Once I'd set up and turned on all the traps, I decided to leave them to it and headed off on a quest to find some mobile signal. I began climbing the hill and although I couldn't get signal, I found something nearly as good: some lovely habitat. This bit of hillside was covered with lady's bedstraw, wild thyme, clovers and trefoil as well as a really nice mix of other grassland plants. Decided I'd relocate one of my actinic traps up here - despite it being a bit of trek!

The temperature didn't drop below 15.5c, even approaching dawn. There was a pretty strong wind that night but I was well sheltered by the hill itself and the trees surrounding it. As a result I ended up with an exceptionally high species list of 167 species (101 macro and 66 micro).

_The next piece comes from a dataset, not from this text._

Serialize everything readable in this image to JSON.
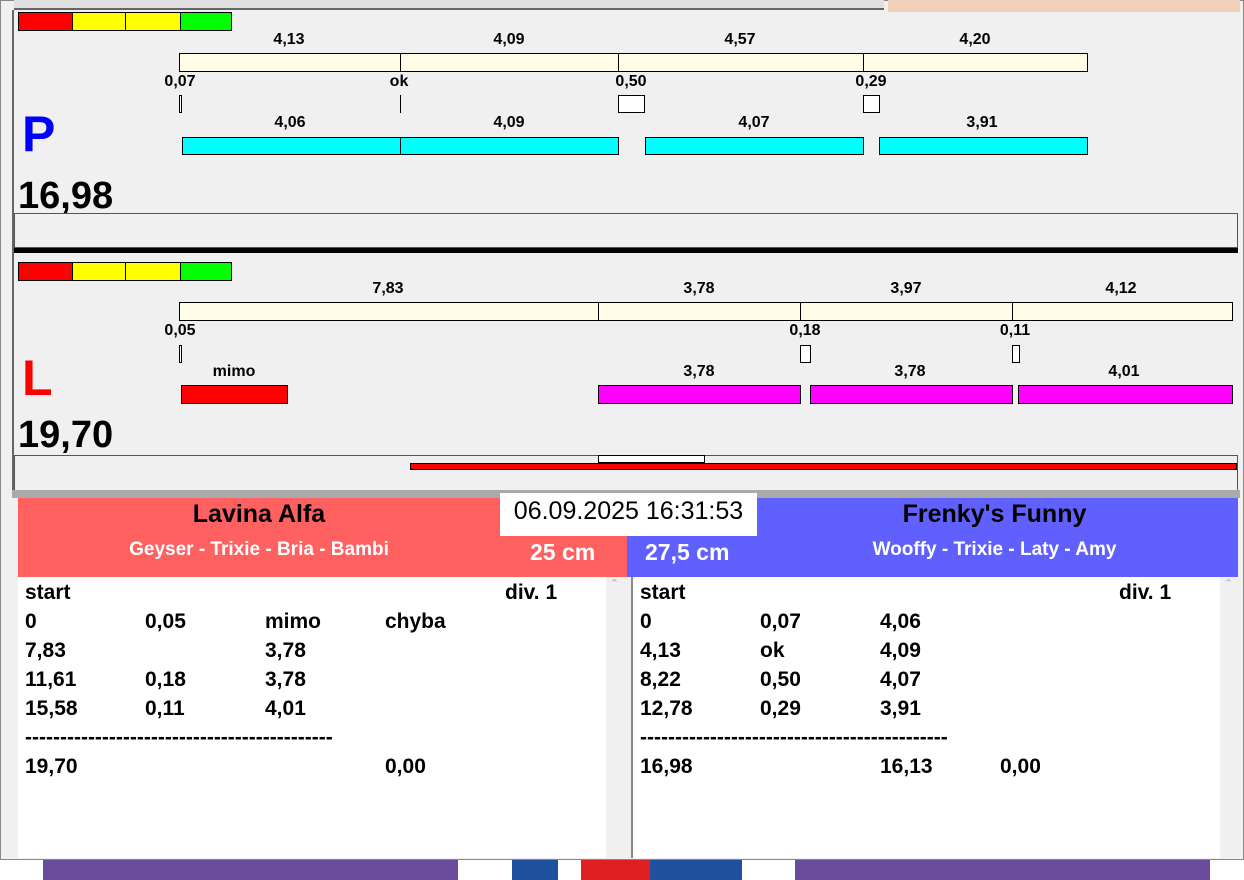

This is the highest total I've had on a single night, outside of the garden.

A nice selection of woodland species were seen including Coleophora alnifoliae (a nationally scarce species and the second county record - first being from 1975), Batia unitella, Carpatolechia fugitivella, Epinotia signatana, Blomer's Rivulet, Dingy Shell, Clouded Magpie and Beautiful Hook-tip. All new to the site (and indeed the 10km square).

Some of the grassland species seen included Coleophora saxicolella, Platyptilia pallidactyla, Stenoptilia pterodactyla and Metzneria metzneriella. One interesting record was the rather out-of-place Confused, which coincidentally I had in the garden a few nights earlier (see post below).

Few pics on the following link. (mainly of the site - didn't take many of the moths this time...) Also a species list for the night.
Roundton Hill - 03/07/14

The site probably holds a number of other good species - especially associated with the flowery grassland. Merits some more trapping and daytime visits. I'll certainly be returning later this summer.


  1. What an amazing site Douglas - and what a list! Great to be able to navigate it via your photo link and the magnifying glass. Sounds like a good venue for a field trip - day or night!

  2. Wow - a maga list of species, which includes some really good ones - great work Douglas, especially with putting so many dots on so many maps.